Recuerda la tierra/ Alicia Waisman [+]
ISBN-978-631-6709-05-9
Por Alberto Cisnero
Alicia Waisman comienza “Recuerda la tierra” por el final: “Me enteré de su muerte a través de un compañero. Escribí y reescribí este inicio durante tres años, al menos. Lo daba vuelta, lo suprimía, volvía a insertarlo, lo cambiaba de lugar, nunca quedaba satisfecha. Y así con casi todo. Alguna vez dijimos que teníamos una historia. Acá está.” Con parsimoniosa letanía y en un registro sin altisonancias que enfatiza la expresión directa del habla, la novela da cuenta de la vida de dos personas que se enamoran a la vez que se proponen escribir un libro sobre el pasado malevo y feroz del protagonista masculino principal: los fantasmas de la historia nacional, léase los setentas y los resabios de una derrota generacional y política recorren ambas circunstancias ficcionales como un enigma que examina los límites de la representación textual. En su faceta más concreta el idilio que se narra transcurre en la clandestinidad (él, padre amantísimo y esposo ejemplar; ella, viuda, dramática y curiosa), con las añadiduras que ofrecen las redes sociales, la militancia y el carácter siempre peligroso del amor y sus aspectos prácticos; como en todo hecho en el que se cede a las debilidades del corazón o a la astucia del sentido, emergen el anhelo y la esperanza mediante las cuales ejercer actividades tan humanas como mirar, tocar, desear; y también el sobreentendido, la complicidad y el encubrimiento.

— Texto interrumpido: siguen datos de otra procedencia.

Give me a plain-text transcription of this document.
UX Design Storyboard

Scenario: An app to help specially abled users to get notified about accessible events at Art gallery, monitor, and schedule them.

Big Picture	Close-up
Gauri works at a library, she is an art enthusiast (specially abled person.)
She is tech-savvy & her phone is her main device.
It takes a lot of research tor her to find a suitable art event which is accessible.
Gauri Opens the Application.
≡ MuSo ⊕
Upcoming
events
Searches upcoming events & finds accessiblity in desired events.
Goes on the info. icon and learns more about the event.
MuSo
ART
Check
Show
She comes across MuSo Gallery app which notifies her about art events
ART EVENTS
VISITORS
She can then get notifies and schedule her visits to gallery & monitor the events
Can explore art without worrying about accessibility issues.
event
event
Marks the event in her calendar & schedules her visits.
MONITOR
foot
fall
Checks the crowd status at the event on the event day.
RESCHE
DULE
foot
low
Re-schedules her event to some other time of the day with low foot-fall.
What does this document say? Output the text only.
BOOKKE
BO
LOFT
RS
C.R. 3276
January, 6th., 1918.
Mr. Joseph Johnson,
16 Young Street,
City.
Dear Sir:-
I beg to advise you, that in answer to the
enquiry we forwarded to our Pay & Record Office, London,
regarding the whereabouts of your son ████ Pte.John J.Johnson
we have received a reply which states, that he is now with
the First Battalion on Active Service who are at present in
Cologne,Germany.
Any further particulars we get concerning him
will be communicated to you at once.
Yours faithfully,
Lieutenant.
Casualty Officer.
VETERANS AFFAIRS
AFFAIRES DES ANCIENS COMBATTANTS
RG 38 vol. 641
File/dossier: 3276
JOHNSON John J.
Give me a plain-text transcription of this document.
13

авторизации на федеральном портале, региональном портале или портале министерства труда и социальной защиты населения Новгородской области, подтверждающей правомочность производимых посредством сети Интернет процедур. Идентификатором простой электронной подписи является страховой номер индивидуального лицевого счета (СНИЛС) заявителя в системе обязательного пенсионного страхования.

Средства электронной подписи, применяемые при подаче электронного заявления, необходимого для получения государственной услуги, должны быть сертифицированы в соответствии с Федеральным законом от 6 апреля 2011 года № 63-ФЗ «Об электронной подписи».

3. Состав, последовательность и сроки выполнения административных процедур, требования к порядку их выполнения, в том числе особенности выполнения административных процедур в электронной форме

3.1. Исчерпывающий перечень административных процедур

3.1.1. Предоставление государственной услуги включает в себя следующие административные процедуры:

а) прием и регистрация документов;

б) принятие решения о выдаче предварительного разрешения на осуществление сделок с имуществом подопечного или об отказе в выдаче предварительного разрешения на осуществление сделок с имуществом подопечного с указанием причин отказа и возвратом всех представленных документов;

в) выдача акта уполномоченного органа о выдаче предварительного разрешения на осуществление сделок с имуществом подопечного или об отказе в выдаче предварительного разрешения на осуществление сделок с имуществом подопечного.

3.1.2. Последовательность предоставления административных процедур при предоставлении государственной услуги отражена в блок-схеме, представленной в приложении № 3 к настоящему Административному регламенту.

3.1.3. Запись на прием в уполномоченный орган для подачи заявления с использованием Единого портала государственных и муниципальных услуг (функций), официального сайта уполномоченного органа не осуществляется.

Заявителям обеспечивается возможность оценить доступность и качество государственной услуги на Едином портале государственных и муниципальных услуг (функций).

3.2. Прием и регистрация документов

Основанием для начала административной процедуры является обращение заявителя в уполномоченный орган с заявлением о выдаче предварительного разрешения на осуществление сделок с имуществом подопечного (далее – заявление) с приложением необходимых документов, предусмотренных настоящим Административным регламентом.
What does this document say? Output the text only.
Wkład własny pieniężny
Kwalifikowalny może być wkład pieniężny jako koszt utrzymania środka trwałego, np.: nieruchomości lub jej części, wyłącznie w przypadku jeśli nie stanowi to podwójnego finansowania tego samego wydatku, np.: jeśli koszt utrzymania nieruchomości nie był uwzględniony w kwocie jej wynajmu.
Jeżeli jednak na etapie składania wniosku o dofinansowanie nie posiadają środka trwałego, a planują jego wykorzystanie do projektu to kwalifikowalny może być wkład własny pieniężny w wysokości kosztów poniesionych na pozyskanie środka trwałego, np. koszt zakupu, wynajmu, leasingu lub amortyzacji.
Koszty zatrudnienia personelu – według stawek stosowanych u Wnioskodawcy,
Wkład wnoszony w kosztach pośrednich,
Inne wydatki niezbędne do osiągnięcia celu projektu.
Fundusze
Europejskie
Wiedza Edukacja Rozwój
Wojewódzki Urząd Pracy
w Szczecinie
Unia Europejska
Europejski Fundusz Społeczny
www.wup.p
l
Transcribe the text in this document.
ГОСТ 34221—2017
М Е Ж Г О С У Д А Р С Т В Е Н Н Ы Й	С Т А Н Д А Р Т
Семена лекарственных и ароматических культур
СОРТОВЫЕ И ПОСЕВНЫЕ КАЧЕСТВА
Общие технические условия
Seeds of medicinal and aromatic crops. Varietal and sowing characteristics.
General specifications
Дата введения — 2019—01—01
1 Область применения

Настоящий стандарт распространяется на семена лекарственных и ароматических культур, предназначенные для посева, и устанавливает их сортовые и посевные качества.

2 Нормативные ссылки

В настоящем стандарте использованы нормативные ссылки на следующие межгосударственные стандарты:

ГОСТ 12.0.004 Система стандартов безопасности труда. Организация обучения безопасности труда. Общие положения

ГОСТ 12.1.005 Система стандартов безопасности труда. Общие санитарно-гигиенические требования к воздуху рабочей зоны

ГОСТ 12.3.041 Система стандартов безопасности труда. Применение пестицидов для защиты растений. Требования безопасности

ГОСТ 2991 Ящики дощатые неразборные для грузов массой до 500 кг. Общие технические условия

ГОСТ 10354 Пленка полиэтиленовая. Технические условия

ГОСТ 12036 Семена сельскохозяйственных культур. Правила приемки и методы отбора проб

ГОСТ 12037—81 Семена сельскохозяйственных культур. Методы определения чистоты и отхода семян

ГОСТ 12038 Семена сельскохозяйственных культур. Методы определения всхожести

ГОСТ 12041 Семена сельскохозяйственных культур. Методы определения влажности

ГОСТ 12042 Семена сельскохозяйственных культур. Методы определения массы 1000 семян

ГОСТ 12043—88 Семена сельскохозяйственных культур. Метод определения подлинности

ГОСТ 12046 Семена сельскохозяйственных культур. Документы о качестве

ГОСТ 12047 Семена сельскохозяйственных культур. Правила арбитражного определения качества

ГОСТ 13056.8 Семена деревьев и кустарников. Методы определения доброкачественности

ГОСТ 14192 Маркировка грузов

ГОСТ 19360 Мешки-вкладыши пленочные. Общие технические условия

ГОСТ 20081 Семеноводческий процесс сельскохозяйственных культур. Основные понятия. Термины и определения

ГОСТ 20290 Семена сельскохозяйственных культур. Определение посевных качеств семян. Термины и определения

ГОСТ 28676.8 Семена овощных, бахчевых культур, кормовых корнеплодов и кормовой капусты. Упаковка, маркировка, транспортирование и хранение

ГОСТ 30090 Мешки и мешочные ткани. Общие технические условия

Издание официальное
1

Los protagonistas ya pasaron las seis décadas en el tercer planeta del sistema solar y si algo aprendieron es la clave sentimental, la nobleza rebelde que conllevan ciertas experiencias: no se vive ni antes ni después.
Suite francesa 1857-1968
ISBN-978-987-8952-64-2
Por Jorge Aulicino
“Suite francesa 1857-1968” de Alicia Waisman es una glosa de cierta literatura francesa, a caballo entre fines del siglo XIX y el “mayo francés” (esto es, parisino) de 1968. Una apelación a la música, al sueño,
a un mundo complejo que terminó con un quejido (no con una explosión, como predijo Eliot,
el sabio de bombín).
Luminosas y tal vez trágicas habitaciones, concisas, aventuradas; tal la imagen de la suite y su equivalente literario, la saga. No habrá vida después de mañana, predice este libro: "Marcel [Proust] transcurre en el tiempo del arte". Lo cual, si somos literales —aunque conviene no serlo— significa que hay un tiempo otro, tal vez sobre el tiempo y el estrago final que no nos devolverá al pasado, pero tampoco nos llevará
a un futuro: pasados y futuros serán cosmos, con crash o con quejido, incluso suspiro.
"Sus dedos finos y blancos / palpan/ huelen/rozan/acarician / poesía / donde no la hay." Estamos ante una suite que también es una morada con varias dependencias, ventanas tenuemente iluminadas.
Donde no había poesía, la autora la ha encontrado.